Greenberg and other minority shareholders have made an adequate showing that the government took from them a portion of the company’s value and their voting power and as a result they “suffered a direct and substantial impact to their own property rights,” Judge Thomas Wheeler of the U.S. Court of Federal Claims in Washington wrote in a ruling today..
Wheeler threw out derivative claims brought by Greenberg’s Starr International Inc., while saying he’s “troubled that counsel for the Treasury Department (the defendant agency) made threatening statements to AIG’s board members.”
“We are pleased that the Court of Federal Claims has denied the motion of the U.S. and permitted Starr International to pursue the claims of two classes of AIG shareholders for tens of billions of dollars that the government took without just compensation and/or illegally exacted in 2008 and 2009,” David Boies, of Boies, Schiller & Flexner LLP, an attorney for Starr, said in an e-mailed statement.
Allison Price, a spokeswoman for the Justice Department, declined to comment on the ruling.
Jon Diat, a spokesman for AIG, said the company is pleased with Wheeler’s ruling.
Starr International, Greenberg’s closely held investment firm and an AIG shareholder, sued the government for $25 billion in 2011. Greenberg called the assumption of 80 percent of the company’s stock by the Federal Reserve Bank of New York in September 2008 a taking of property in violation of shareholders’ constitutional rights to due process and equal protection of the law.
The AIG board on Jan. 9 declined to join the suit, saying that it was unlikely to succeed and risked harming the company’s reputation after the bailout.
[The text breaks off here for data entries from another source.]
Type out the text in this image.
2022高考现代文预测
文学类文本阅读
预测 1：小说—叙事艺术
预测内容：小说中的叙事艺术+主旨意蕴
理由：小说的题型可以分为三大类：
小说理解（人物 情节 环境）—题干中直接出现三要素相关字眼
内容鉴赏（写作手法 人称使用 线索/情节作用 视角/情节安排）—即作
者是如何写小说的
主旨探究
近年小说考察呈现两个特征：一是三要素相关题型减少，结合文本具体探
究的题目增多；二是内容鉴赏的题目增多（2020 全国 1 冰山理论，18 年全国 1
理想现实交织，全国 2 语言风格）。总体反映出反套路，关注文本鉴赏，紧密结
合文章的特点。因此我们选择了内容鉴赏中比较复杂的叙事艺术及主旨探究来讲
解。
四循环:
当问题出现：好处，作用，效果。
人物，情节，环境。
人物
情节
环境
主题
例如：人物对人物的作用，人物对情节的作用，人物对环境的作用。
In an amended suit filed on March 12, Starr asked Wheeler to reject AIG’s decision, arguing that the board was coerced by the government and failed to conduct an independent review of the merits of Starr’s complaint.
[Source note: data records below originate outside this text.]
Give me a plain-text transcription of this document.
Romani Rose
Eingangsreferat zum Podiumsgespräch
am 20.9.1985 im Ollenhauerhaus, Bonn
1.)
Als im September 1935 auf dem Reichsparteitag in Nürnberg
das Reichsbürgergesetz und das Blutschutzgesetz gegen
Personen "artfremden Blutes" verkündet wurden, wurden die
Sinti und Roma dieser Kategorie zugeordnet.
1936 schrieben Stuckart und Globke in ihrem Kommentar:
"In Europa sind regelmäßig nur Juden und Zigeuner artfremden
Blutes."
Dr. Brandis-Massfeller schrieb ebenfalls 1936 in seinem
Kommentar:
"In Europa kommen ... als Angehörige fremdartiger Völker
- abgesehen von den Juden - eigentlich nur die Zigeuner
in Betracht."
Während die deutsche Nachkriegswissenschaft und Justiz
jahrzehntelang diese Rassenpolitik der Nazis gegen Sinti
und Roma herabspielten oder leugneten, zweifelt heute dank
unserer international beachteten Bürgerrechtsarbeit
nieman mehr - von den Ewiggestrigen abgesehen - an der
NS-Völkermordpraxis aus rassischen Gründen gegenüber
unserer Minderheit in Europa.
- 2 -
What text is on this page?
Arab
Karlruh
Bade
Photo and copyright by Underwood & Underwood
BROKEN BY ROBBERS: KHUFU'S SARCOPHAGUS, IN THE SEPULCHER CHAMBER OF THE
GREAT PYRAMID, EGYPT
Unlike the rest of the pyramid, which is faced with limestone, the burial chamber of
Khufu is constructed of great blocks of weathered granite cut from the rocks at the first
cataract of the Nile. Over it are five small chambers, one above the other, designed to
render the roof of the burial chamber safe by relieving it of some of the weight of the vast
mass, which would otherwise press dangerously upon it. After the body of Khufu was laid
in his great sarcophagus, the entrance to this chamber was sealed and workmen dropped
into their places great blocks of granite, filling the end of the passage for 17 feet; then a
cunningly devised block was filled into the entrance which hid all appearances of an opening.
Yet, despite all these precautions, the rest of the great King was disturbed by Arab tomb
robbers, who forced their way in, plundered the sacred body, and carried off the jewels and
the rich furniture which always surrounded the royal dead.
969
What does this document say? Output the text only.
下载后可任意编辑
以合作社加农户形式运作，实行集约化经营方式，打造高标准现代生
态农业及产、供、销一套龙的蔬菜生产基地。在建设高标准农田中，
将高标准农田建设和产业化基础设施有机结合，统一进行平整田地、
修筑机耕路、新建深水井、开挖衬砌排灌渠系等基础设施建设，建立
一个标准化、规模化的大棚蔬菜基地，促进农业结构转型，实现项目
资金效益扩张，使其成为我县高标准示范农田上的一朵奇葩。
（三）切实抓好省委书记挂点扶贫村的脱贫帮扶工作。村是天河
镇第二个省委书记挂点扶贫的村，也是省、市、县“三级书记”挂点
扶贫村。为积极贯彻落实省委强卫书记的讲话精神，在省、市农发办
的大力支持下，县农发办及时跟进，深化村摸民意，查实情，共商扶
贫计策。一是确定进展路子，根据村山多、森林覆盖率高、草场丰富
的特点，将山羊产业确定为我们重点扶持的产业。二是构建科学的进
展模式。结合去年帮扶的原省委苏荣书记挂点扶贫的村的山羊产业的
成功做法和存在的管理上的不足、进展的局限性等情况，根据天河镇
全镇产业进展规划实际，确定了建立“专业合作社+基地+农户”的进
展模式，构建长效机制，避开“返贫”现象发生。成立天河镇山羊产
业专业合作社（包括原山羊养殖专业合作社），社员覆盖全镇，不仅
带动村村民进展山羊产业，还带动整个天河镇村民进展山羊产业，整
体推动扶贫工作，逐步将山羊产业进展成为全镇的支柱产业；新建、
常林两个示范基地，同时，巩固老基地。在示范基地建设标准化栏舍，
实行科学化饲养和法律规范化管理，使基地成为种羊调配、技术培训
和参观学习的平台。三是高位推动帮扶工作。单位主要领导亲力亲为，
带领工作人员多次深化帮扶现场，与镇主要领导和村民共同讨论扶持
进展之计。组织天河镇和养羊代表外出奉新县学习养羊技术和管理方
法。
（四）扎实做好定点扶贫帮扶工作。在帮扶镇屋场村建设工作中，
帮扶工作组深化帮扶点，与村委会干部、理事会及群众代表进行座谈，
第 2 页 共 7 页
In today’s ruling, Wheeler said that despite threats from a lawyer representing the government and political pressure on the company to stay out of the suit, the AIG “board made a rational business decision.”
A related case brought by Starr against the New York Fed was dismissed in November by a judge in New York.
Greenberg, 88, stepped down as AIG’s chairman and chief executive officer in 2005 amid an investigation tied to an accounting scandal.
The Washington case is Starr International Co. v. U.S., 1:11-cv-00779, U.S. Court of Federal Claims (Washington).